Democrats to block Biden proposal to cut Pentagon pandemic warning system
Biden had proposed a 45 percent cut in his fiscal 2022 budget.
The House Appropriations Committee wants to block a Biden administration proposal to reduce spending by nearly half on the U.S. government’s most extensive program for fighting disease outbreaks worldwide.
The Biological Threat Reduction Program is a Pentagon initiative that provides funds to allies and partner nations in Asia, Europe, the Middle East and Africa so they can prevent, detect and respond to disease outbreaks or the use of biological weapons.
The program helps protect U.S. troops stationed abroad from diseases but has a broader benefit: It combats outbreaks that affect everyone. In fact, a lab in Thailand funded by the Pentagon was the first to detect the coronavirus outside of China in January 2020.
President Joe Biden’s fiscal 2022 defense budget proposed spending $124 million on the threat-reduction program, almost 45 percent less than the current level of $225 million. CQ Roll Call disclosed the proposed cut last month.
Under President Donald Trump, too, the Pentagon had sought to cut spending for the program in both fiscal 2020 and 2021. But Congress kept the money supply steady in both those years, allocating $203 million in fiscal 2020 and $225 million in fiscal 2021.
‘Crucial role’
The repeated efforts to curb spending on the program, even as the intelligence community has warned that pandemics will be more common in the future, has baffled lawmakers on both sides of the aisle.
House Armed Services leaders told CQ Roll Call last month they could not abide the cut.
The House Appropriations Committee’s funding decision on the program in its draft fiscal 2022 Defense spending bill, which it approved on Tuesday, has not been previously reported.
“The Committee supports the biological threat reduction program and its crucial role in detecting, preparing for, and fighting emerging global diseases, including pandemics, as well as reducing the proliferation of biological weapons and related technologies and expertise,” the committee’s report accompanying its bill said.
Funding the program at $229 million would “expand the program’s cooperation with partner nations to improve biosafety and biosecurity and surveillance of potentially dangerous disease outbreaks,” the panel said, adding that it wants a breakdown from the Pentagon of where the money is going and measures of effectiveness.
Early warning system
The program is administered by the Pentagon’s Defense Threat Reduction Agency.
Defense Department budget documents for fiscal 2022 said the capabilities funded under the biological threats program “counter the threat of theft or diversion of dangerous materials, counter the threat of accidental or intentional pathogen release, and establish an early detection capability for biological threats to contain outbreaks at their source before they can become destabilizing regional events or pose a threat to forces, the U.S. homeland, or partners abroad.”
Even after that statement of the program’s importance, the same document said the 45 percent cut proposed for fiscal 2022 was needed because of a “one-time” increase from Congress in fiscal 2021.
But there is nothing to suggest that Congress wanted the increase enacted in fiscal 2021 to be a one-time event.
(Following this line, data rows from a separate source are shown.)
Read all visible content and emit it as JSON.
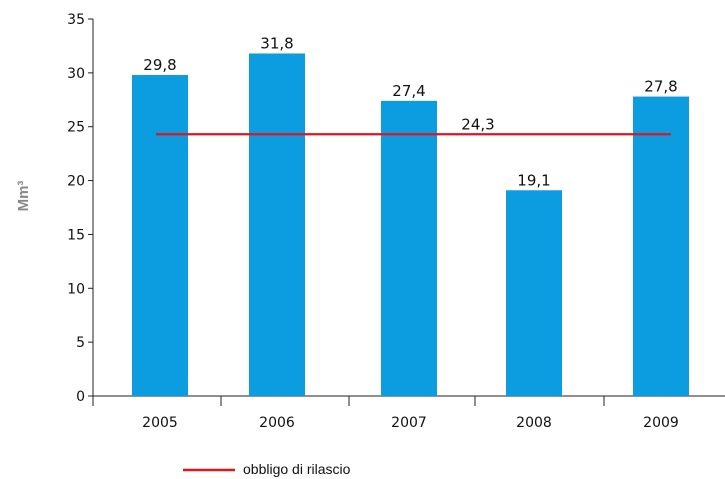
{
  "chart_data": {
    "type": "bar",
    "title": "",
    "xlabel": "",
    "ylabel": "Mm³",
    "categories": [
      "2005",
      "2006",
      "2007",
      "2008",
      "2009"
    ],
    "values": [
      29.8,
      31.8,
      27.4,
      19.1,
      27.8
    ],
    "value_labels": [
      "29,8",
      "31,8",
      "27,4",
      "19,1",
      "27,8"
    ],
    "ylim": [
      0,
      35
    ],
    "yticks": [
      "0",
      "5",
      "10",
      "15",
      "20",
      "25",
      "30",
      "35"
    ],
    "reference_line": {
      "value": 24.3,
      "label": "24,3",
      "name": "obbligo di rilascio"
    },
    "bar_color": "#0b9de0",
    "line_color": "#e0141e",
    "grid": false,
    "legend": {
      "position": "bottom",
      "entries": [
        "obbligo di rilascio"
      ]
    }
  }
}
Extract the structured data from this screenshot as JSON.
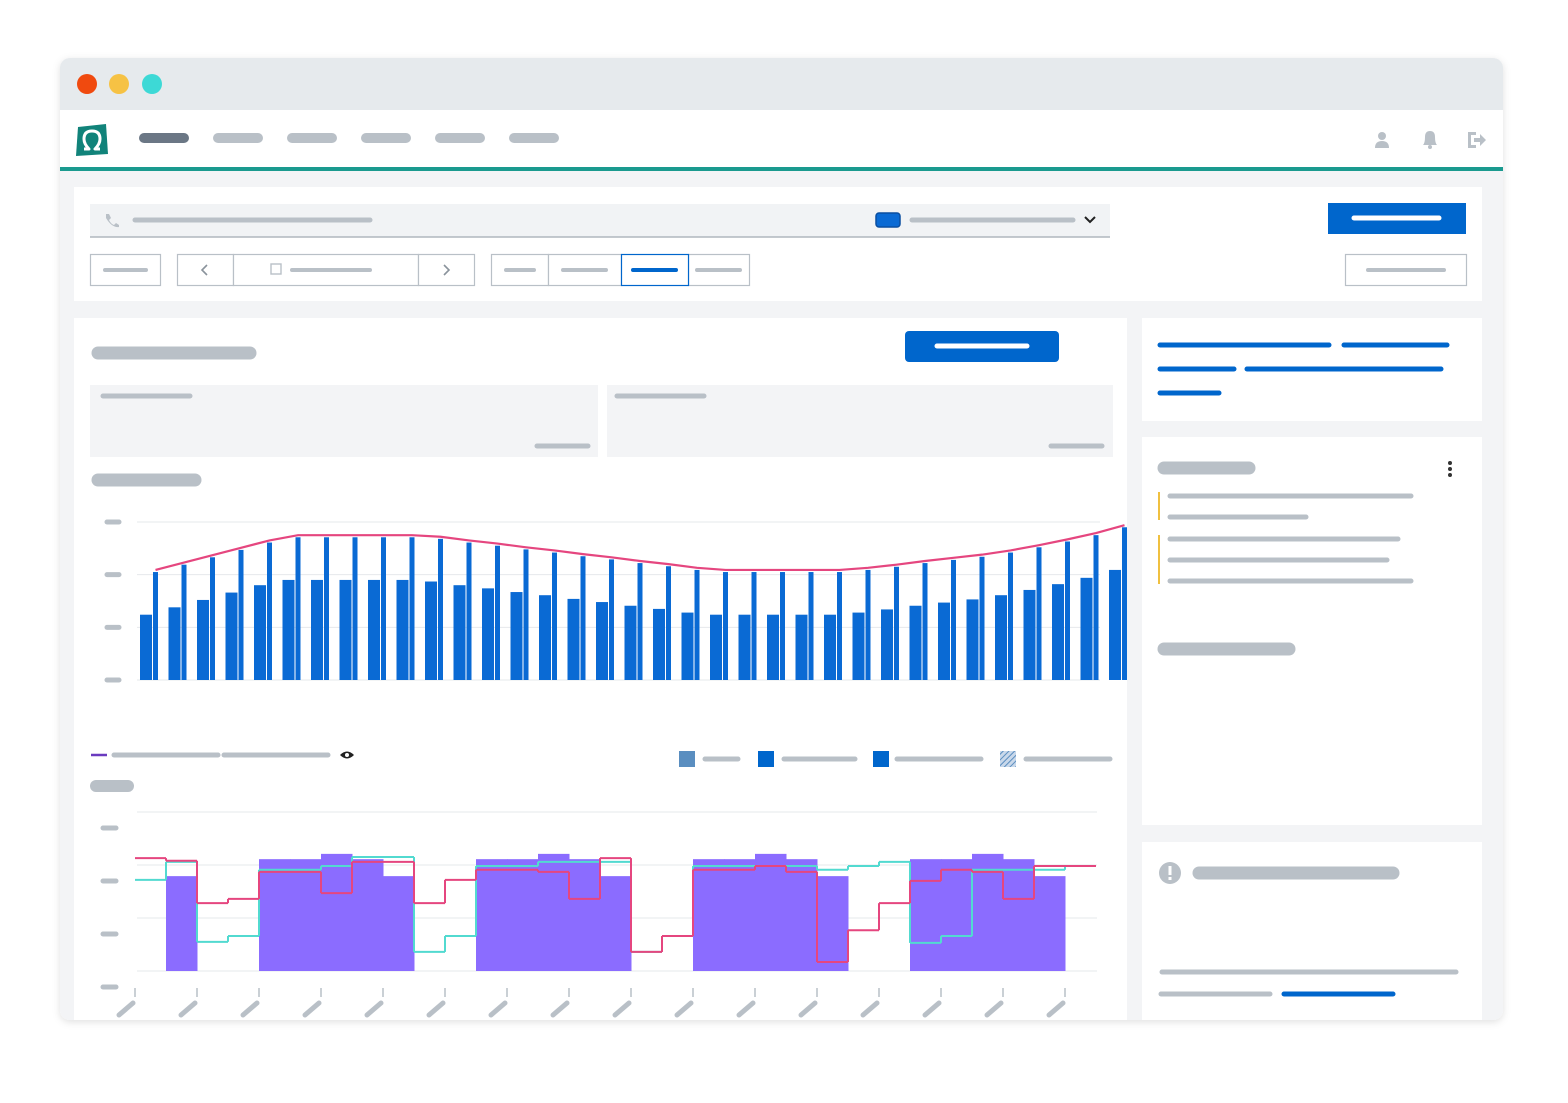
{
  "chart_data": [
    {
      "type": "bar",
      "categories": [
        null,
        null,
        null,
        null,
        null,
        null,
        null,
        null,
        null,
        null,
        null,
        null,
        null,
        null,
        null,
        null,
        null,
        null,
        null,
        null,
        null,
        null,
        null,
        null,
        null,
        null,
        null,
        null,
        null,
        null,
        null,
        null,
        null,
        null,
        null
      ],
      "ylim": [
        0,
        3
      ],
      "yticks": [
        0,
        1,
        2,
        3
      ],
      "grid": true,
      "series": [
        {
          "style": "bar",
          "color": "#0a6ad4",
          "values": [
            1.24,
            1.38,
            1.52,
            1.66,
            1.8,
            1.9,
            1.9,
            1.9,
            1.9,
            1.9,
            1.87,
            1.8,
            1.74,
            1.67,
            1.61,
            1.54,
            1.48,
            1.41,
            1.35,
            1.28,
            1.24,
            1.24,
            1.24,
            1.24,
            1.24,
            1.28,
            1.34,
            1.41,
            1.47,
            1.53,
            1.61,
            1.71,
            1.82,
            1.94,
            2.09
          ]
        },
        {
          "style": "bar",
          "color": "#0a6ad4",
          "values": [
            2.05,
            2.19,
            2.33,
            2.47,
            2.61,
            2.71,
            2.71,
            2.71,
            2.71,
            2.71,
            2.68,
            2.61,
            2.55,
            2.48,
            2.42,
            2.35,
            2.29,
            2.22,
            2.16,
            2.09,
            2.05,
            2.05,
            2.05,
            2.05,
            2.05,
            2.09,
            2.15,
            2.22,
            2.28,
            2.34,
            2.42,
            2.52,
            2.63,
            2.75,
            2.9
          ]
        },
        {
          "style": "line",
          "color": "#e5467f",
          "values": [
            2.09,
            2.23,
            2.37,
            2.51,
            2.65,
            2.75,
            2.75,
            2.75,
            2.75,
            2.75,
            2.72,
            2.65,
            2.59,
            2.52,
            2.46,
            2.39,
            2.33,
            2.26,
            2.2,
            2.13,
            2.09,
            2.09,
            2.09,
            2.09,
            2.09,
            2.13,
            2.19,
            2.26,
            2.32,
            2.38,
            2.46,
            2.56,
            2.67,
            2.79,
            2.94
          ]
        }
      ]
    },
    {
      "type": "step",
      "categories": [
        null,
        null,
        null,
        null,
        null,
        null,
        null,
        null,
        null,
        null,
        null,
        null,
        null,
        null,
        null,
        null,
        null,
        null,
        null,
        null,
        null,
        null,
        null,
        null,
        null,
        null,
        null,
        null,
        null,
        null,
        null
      ],
      "ylim": [
        0,
        3
      ],
      "yticks": [
        0,
        1,
        2,
        3
      ],
      "grid": true,
      "series": [
        {
          "style": "bar",
          "color": "#8b6cff",
          "values": [
            0,
            1.79,
            0,
            0,
            2.11,
            2.11,
            2.21,
            2.11,
            1.79,
            0,
            0,
            2.11,
            2.11,
            2.21,
            2.11,
            1.79,
            0,
            0,
            2.11,
            2.11,
            2.21,
            2.11,
            1.79,
            0,
            0,
            2.11,
            2.11,
            2.21,
            2.11,
            1.79,
            0
          ]
        },
        {
          "style": "step",
          "color": "#52dad0",
          "values": [
            1.72,
            2.06,
            0.55,
            0.66,
            1.91,
            1.91,
            1.98,
            2.15,
            2.15,
            0.36,
            0.66,
            1.98,
            1.98,
            2.06,
            2.06,
            2.06,
            0.36,
            0.66,
            1.98,
            1.98,
            1.98,
            1.98,
            1.91,
            1.98,
            2.06,
            0.53,
            0.66,
            1.91,
            1.91,
            1.91,
            1.98
          ]
        },
        {
          "style": "step",
          "color": "#e5467f",
          "values": [
            2.13,
            2.08,
            1.28,
            1.36,
            1.87,
            1.87,
            1.47,
            2.06,
            2.06,
            1.28,
            1.72,
            1.91,
            1.91,
            1.87,
            1.36,
            2.13,
            0.36,
            0.66,
            1.91,
            1.91,
            1.98,
            1.87,
            0.17,
            0.77,
            1.28,
            1.7,
            1.91,
            1.87,
            1.36,
            1.98,
            1.98
          ]
        }
      ]
    }
  ]
}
Lawmakers merely restored funding for the program in fiscal 2021 to the level it had been at previously, with a slight raise.
The same is now poised to happen again this year, unless House and Senate appropriators change course before the final fiscal 2022 measure is enacted.
‘Near-zero probability threats’
In February 2020, when the Trump administration proposed cutting the biological program’s fiscal 2021 budget, among other initiatives, Pentagon officials said they wanted to move the money to nuclear weapons and hypersonic missiles to address threats that they said were more pressing.
The program to fight biological perils needed to be scaled back because it aimed at what a Pentagon document in February 2020 called “low to near-zero probability threats.”
At the time, global coronavirus cases had yet to significantly ramp up. But the U.S. government had nonetheless declared a public health emergency on Jan. 31.